La plupart des quartiers avaient suffisamment de terrains disponibles pour respecter cette norme. A la même époque,
l'administration municipale a mis en place un programme municipal de jardins communautaires.
Les jardins communautaires offrent l'opportunité aux citadins de cultiver leurs légumes et de fraterniser. À Montréal,
1.5% de la population adulte jardine dans un jardin communautaire municipal. Les jardins sont dispersés sur tout le
territoire et sont facilement accessibles, soit 8200 jardinets dans 97 jardins communautaires. Dans les arrondissements
les plus peuplés, il faut attendre de 1 à 3 ans sur la liste d'attente avant d'accéder à un jardinet. Le programme comporte
un minimum de réglementation afin de simplifier l'activité.
En terme de coût, la contribution moyenne d'un jardinier revient à 10$/jardinet pour un lopin de terre mesurant
3m x 6m. Avant la réorganisation municipale de 2002, suite à laquelle chaque arrondissement gérait ses propres
jardins communautaires (Ville de Montréal), l'investissement de la municipalité, il est d'environ 0,2% du budget du
Service des sports, des loisirs et du développement social.

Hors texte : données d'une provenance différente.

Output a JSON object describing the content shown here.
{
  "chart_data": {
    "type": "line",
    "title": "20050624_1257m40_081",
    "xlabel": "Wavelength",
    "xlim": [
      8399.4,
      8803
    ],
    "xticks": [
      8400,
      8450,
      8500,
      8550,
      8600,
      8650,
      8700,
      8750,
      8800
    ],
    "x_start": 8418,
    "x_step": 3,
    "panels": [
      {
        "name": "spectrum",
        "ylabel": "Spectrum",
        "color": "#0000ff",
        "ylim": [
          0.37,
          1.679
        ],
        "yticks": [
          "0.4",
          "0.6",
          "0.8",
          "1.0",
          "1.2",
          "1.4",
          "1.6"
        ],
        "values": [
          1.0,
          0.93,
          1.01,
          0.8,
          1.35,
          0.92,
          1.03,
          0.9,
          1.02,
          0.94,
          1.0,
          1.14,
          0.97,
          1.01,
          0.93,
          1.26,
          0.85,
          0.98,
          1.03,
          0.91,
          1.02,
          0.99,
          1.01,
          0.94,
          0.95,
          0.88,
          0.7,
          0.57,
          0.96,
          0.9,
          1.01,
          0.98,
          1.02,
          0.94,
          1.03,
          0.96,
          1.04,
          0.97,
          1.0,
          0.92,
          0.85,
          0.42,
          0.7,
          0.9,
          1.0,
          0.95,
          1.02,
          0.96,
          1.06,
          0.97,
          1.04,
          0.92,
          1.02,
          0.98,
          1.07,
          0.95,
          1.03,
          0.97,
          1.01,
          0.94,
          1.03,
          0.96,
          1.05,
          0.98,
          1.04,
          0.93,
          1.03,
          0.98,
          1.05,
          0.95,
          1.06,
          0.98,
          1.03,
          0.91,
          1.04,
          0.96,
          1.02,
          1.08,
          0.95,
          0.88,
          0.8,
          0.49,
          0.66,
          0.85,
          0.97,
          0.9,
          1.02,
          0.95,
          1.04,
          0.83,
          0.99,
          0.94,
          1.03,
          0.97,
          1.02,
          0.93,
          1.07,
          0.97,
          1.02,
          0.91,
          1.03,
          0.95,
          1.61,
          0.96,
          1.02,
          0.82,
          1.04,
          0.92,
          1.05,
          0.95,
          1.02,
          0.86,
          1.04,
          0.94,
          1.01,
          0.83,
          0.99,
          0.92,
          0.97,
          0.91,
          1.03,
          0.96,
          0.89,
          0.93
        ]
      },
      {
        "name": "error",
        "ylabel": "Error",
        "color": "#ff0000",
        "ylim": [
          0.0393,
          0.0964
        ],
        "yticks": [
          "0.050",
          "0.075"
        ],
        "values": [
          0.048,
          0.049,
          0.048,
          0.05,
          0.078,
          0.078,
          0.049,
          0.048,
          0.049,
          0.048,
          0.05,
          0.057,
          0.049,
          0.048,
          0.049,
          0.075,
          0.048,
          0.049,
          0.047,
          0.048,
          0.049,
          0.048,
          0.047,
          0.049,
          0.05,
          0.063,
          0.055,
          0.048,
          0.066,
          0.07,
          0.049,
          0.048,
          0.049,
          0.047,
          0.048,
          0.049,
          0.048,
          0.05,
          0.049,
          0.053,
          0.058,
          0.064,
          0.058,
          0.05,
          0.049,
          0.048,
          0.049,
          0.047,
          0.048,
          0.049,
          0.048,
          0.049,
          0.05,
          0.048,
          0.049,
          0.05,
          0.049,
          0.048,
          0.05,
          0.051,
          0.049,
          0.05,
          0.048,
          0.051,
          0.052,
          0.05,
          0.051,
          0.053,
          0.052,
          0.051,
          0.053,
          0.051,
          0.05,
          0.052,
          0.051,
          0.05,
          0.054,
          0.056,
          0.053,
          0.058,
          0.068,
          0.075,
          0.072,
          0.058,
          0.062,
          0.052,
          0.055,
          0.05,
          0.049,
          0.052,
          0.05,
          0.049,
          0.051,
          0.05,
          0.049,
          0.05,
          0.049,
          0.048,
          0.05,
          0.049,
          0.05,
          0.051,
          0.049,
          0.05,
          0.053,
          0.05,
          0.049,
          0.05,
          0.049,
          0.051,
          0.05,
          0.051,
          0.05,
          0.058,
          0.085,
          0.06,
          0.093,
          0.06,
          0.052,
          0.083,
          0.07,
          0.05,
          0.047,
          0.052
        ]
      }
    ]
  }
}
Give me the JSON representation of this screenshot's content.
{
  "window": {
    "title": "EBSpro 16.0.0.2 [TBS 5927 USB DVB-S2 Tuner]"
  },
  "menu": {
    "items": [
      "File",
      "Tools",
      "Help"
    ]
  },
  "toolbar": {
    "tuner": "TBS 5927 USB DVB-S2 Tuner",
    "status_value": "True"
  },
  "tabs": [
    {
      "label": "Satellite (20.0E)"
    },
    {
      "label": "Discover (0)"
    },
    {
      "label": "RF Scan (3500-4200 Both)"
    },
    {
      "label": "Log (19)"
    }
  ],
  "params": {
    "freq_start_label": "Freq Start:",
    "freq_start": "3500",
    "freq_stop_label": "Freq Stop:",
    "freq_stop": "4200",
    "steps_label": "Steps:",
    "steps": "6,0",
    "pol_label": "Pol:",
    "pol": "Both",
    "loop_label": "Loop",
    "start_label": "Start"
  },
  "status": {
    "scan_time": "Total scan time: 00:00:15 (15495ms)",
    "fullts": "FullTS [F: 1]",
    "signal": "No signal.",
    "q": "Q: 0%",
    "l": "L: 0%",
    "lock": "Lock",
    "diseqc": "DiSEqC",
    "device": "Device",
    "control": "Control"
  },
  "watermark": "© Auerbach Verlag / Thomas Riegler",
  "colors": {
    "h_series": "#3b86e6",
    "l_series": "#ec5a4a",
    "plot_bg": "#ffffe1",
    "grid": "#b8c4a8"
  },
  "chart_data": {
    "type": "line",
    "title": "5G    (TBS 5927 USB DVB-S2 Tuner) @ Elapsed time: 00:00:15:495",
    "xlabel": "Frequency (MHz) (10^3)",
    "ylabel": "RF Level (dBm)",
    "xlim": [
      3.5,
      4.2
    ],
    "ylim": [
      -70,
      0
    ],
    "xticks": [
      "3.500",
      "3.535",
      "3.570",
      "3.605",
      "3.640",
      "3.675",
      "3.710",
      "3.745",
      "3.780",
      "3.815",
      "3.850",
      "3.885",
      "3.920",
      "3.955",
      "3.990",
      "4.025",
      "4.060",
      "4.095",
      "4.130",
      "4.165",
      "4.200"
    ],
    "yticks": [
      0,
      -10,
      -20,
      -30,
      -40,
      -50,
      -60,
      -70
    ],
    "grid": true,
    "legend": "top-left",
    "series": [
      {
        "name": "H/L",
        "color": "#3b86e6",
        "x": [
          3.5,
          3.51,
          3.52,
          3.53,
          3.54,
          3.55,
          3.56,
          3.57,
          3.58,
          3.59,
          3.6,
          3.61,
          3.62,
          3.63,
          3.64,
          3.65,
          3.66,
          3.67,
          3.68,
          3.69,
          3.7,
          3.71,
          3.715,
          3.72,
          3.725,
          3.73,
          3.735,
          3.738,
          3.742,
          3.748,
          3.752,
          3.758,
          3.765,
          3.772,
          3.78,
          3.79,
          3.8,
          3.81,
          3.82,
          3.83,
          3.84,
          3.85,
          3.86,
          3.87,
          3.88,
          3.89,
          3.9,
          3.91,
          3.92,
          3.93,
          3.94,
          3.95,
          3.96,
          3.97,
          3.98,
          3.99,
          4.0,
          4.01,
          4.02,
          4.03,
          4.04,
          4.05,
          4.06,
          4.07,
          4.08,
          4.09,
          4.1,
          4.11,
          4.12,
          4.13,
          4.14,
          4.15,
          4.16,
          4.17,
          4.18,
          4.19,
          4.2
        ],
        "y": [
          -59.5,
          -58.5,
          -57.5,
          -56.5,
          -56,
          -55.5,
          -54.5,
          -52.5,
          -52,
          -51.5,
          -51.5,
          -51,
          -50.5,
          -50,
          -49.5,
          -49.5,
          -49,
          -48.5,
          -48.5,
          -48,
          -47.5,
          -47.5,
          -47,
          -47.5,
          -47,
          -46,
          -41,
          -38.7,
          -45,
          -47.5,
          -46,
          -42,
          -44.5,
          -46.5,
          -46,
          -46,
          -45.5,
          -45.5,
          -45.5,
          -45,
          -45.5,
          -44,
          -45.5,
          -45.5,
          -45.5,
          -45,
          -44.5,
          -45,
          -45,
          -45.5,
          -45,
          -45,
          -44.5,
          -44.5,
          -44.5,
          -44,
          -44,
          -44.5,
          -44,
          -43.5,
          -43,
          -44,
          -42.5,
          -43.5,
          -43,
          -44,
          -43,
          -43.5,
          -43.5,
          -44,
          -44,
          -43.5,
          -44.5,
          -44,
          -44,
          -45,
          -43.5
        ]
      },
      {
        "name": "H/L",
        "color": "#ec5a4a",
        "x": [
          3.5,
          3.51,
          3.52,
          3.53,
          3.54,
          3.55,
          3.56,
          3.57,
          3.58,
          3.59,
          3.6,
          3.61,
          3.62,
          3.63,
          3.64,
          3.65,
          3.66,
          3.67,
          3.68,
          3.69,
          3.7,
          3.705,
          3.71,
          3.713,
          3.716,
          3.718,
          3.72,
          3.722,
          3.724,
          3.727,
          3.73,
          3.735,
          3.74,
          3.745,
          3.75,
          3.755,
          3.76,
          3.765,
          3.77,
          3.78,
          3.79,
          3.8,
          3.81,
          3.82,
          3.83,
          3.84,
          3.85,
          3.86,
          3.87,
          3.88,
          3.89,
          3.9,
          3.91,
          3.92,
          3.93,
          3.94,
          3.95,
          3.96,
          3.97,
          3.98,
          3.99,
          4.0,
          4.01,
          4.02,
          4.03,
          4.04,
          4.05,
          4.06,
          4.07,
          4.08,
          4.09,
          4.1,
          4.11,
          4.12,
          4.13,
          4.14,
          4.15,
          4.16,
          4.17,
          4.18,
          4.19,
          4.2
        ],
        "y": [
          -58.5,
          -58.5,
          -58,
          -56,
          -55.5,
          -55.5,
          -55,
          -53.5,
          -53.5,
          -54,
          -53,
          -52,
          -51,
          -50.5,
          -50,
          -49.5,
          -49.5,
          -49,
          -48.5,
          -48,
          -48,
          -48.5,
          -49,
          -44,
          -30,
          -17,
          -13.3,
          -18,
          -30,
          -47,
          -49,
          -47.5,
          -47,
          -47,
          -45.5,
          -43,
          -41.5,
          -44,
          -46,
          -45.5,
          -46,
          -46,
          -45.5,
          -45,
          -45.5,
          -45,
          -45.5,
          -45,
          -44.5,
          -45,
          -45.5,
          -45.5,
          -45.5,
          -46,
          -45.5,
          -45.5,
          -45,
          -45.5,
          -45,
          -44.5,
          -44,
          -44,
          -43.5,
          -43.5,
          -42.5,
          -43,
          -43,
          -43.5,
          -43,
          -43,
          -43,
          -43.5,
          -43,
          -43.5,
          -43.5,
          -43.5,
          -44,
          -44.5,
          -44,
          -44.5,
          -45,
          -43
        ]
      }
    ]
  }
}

Le jardinage communautaire permet l'auto-production d'aliments de qualité sur des terrains gérés par la municipalité.
Cette activité populaire favorise l'estime de soi et l'acquisition de nouvelles connaissances pratiques et techniques.
A Montréal, les saisons de cultures sont réduites dû aux longs hivers et ne permettent qu'une récolte ; ainsi,
pendant les mois de récolte, cette initiative municipale allège la problématique de la sécurité alimentaire. Le programme
des jardins communautaires de Montréal est considéré comme le programme de jardinage collectif le plus
accessible et le mieux organisé en Amérique (Reid, 2006).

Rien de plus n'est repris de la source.